A Gene Editing Therapy Cut Cholesterol Levels by Half
A small early-stage trial by Crispr Therapeutics found that a one-time CRISPR treatment designed to switch off the ANGPTL3 gene cut LDL cholesterol and triglycerides by about 50% in participants receiving the highest dose, with effects lasting at least 60 days and only minor side effects reported. Although early, the results suggest that gene editing could one day offer long-lasting treatment for common heart disease risks.
Gene Therapy Aims To Slow Huntington’s Disease To A Crawl
This article reports on a promising new genetic therapy for Huntington’s disease, a hereditary condition that leads to brain degeneration. The treatment uses a specially engineered virus inserted into key areas of the brain, which helps cells produce microRNA that reduces the harmful mutant huntingtin protein. Early trial results in 29 patients show the therapy could slow disease progression by up to 75%, preserve brain tissue, and significantly improve quality of life, although the procedure is highly invasive and costly.
💡Tangents
▶️ Singapore Tried to Grow More of Its Own Food... (24:09)
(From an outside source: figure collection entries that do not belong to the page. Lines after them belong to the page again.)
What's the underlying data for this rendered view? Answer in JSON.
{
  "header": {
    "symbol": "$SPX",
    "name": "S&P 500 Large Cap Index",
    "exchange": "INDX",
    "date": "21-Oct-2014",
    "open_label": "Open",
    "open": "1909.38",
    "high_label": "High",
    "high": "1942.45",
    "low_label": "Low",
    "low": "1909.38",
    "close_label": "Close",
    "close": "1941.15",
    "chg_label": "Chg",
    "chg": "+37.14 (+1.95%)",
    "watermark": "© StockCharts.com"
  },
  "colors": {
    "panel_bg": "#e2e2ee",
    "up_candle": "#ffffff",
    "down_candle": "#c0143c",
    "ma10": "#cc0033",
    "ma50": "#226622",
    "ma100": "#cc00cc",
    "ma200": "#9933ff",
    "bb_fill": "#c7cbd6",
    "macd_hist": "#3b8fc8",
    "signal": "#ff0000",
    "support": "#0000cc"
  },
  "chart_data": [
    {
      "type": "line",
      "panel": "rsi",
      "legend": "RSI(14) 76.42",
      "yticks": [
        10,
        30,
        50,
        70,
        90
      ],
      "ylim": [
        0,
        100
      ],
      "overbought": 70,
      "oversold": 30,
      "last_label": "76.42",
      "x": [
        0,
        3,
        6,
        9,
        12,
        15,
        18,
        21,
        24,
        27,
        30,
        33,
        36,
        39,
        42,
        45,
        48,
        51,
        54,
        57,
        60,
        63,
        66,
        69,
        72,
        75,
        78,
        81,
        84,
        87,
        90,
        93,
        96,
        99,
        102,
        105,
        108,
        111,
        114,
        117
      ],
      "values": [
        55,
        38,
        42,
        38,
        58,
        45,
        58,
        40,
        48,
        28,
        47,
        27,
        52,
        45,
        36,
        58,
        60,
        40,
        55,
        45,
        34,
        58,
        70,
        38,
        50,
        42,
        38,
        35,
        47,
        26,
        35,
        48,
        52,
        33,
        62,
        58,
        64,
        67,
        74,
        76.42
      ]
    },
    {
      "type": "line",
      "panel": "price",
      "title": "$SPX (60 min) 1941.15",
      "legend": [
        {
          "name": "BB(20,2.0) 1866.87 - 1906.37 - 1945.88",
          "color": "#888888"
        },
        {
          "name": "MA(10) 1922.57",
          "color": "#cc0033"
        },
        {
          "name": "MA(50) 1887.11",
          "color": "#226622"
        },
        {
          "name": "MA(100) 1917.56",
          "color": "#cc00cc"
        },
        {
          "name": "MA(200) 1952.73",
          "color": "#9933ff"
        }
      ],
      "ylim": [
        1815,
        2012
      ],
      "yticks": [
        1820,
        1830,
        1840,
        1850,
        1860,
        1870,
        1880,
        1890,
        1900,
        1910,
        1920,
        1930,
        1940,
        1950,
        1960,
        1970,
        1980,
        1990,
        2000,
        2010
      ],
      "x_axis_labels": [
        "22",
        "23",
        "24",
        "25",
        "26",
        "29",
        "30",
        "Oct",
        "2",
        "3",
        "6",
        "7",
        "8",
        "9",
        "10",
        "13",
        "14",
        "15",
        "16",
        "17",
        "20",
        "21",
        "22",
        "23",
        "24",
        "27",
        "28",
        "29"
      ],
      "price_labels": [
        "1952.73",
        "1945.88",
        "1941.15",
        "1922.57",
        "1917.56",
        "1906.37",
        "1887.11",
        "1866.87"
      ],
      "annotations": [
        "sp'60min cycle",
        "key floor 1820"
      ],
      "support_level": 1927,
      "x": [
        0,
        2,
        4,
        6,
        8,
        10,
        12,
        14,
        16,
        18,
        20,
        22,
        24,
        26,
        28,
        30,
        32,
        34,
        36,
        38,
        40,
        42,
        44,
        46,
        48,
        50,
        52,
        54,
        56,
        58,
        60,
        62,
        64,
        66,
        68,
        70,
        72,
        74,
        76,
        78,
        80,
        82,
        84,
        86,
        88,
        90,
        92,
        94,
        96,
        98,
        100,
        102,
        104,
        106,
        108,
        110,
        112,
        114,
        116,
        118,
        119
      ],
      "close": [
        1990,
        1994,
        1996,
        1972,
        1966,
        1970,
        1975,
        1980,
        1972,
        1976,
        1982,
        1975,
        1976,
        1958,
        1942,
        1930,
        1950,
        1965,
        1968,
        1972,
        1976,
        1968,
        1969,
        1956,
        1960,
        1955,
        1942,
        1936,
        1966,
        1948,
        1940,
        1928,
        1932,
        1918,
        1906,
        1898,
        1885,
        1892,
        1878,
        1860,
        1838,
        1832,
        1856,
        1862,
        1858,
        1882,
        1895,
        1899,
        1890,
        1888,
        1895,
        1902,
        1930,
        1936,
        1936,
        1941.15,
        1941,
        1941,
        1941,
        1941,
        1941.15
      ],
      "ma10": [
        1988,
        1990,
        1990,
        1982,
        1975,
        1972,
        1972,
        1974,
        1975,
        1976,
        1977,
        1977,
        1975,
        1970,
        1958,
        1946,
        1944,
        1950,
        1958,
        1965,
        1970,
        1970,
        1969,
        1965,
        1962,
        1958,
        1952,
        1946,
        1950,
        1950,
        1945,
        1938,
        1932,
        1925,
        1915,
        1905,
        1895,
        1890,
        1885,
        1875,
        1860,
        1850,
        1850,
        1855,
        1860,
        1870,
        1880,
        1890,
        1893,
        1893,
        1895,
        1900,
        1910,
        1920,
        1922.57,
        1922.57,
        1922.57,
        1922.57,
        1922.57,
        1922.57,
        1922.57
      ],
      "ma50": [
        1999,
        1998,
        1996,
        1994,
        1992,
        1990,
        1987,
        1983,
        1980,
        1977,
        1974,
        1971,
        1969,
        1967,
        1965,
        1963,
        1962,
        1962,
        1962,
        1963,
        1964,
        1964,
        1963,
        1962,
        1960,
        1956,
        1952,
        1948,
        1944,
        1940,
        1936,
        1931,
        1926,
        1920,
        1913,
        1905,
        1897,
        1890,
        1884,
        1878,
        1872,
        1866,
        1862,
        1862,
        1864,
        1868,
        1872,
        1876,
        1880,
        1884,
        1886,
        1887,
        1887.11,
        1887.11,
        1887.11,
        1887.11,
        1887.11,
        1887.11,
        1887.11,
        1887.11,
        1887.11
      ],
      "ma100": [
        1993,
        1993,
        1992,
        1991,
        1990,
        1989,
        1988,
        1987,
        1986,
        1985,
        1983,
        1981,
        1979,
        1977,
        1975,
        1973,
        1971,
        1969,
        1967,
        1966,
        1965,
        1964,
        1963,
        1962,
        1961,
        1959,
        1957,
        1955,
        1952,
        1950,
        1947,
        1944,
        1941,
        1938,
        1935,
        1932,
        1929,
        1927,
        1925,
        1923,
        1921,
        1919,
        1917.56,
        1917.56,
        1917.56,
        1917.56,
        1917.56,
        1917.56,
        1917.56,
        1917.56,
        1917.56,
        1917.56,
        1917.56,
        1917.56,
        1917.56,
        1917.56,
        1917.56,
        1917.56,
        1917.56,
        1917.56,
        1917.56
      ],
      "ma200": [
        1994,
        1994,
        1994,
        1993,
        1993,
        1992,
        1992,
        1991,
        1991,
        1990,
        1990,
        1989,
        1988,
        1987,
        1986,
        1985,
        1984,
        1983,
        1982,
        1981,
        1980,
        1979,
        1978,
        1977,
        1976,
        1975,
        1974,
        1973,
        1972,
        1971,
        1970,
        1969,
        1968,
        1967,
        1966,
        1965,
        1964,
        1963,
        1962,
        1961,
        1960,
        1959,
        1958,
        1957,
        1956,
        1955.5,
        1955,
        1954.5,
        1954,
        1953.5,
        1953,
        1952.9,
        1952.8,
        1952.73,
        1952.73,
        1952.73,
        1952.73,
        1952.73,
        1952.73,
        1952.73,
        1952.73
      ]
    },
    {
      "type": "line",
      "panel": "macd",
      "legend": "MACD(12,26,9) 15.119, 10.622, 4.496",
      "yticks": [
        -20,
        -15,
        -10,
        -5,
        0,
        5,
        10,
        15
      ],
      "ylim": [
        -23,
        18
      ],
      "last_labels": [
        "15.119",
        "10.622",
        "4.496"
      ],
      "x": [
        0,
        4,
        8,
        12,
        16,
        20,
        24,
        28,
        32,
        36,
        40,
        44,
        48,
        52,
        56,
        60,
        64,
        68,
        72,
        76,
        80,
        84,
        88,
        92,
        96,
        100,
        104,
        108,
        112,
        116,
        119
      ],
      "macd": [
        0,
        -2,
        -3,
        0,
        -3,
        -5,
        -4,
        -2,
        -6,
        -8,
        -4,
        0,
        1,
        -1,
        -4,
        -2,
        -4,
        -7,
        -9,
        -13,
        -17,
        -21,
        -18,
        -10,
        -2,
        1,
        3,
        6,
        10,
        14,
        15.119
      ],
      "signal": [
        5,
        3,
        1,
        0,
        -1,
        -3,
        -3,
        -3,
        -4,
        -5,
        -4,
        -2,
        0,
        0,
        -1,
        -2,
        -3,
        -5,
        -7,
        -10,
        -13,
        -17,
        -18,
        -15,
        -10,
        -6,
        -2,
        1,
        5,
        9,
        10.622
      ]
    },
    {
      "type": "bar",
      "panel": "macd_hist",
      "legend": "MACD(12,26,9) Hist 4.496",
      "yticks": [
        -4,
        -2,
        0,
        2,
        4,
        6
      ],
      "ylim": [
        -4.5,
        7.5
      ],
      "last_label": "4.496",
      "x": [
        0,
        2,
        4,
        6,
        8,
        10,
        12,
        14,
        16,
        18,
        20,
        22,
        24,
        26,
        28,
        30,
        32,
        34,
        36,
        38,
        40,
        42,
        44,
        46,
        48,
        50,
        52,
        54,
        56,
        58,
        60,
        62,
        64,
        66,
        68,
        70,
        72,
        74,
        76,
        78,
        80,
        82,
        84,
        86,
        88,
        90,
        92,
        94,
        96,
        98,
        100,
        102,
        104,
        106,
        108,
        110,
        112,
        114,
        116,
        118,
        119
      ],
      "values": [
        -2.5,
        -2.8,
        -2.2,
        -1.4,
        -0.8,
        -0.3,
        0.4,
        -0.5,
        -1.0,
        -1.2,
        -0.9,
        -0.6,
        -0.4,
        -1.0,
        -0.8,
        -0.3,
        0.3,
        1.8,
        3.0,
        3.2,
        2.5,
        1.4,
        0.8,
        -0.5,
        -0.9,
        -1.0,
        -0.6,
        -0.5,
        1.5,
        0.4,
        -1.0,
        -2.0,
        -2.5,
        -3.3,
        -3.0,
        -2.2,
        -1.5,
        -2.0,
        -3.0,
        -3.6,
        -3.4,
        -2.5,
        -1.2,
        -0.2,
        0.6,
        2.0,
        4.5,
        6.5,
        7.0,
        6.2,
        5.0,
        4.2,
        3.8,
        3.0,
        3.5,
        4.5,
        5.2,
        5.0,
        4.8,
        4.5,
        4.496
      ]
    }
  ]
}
This video tells the story of when Singapore tried to grow 30% of its nutritional needs locally by 2030 without greatly expanding farmland. The story includes Singapore’s recent agricultural policies, the attempt to recreate its success in securing its water supply but in food production, high-tech indoor vertical farms, deep-sea aquaponics, lab-grown meat, and why the “30-by-30” project eventually failed to deliver on its goals.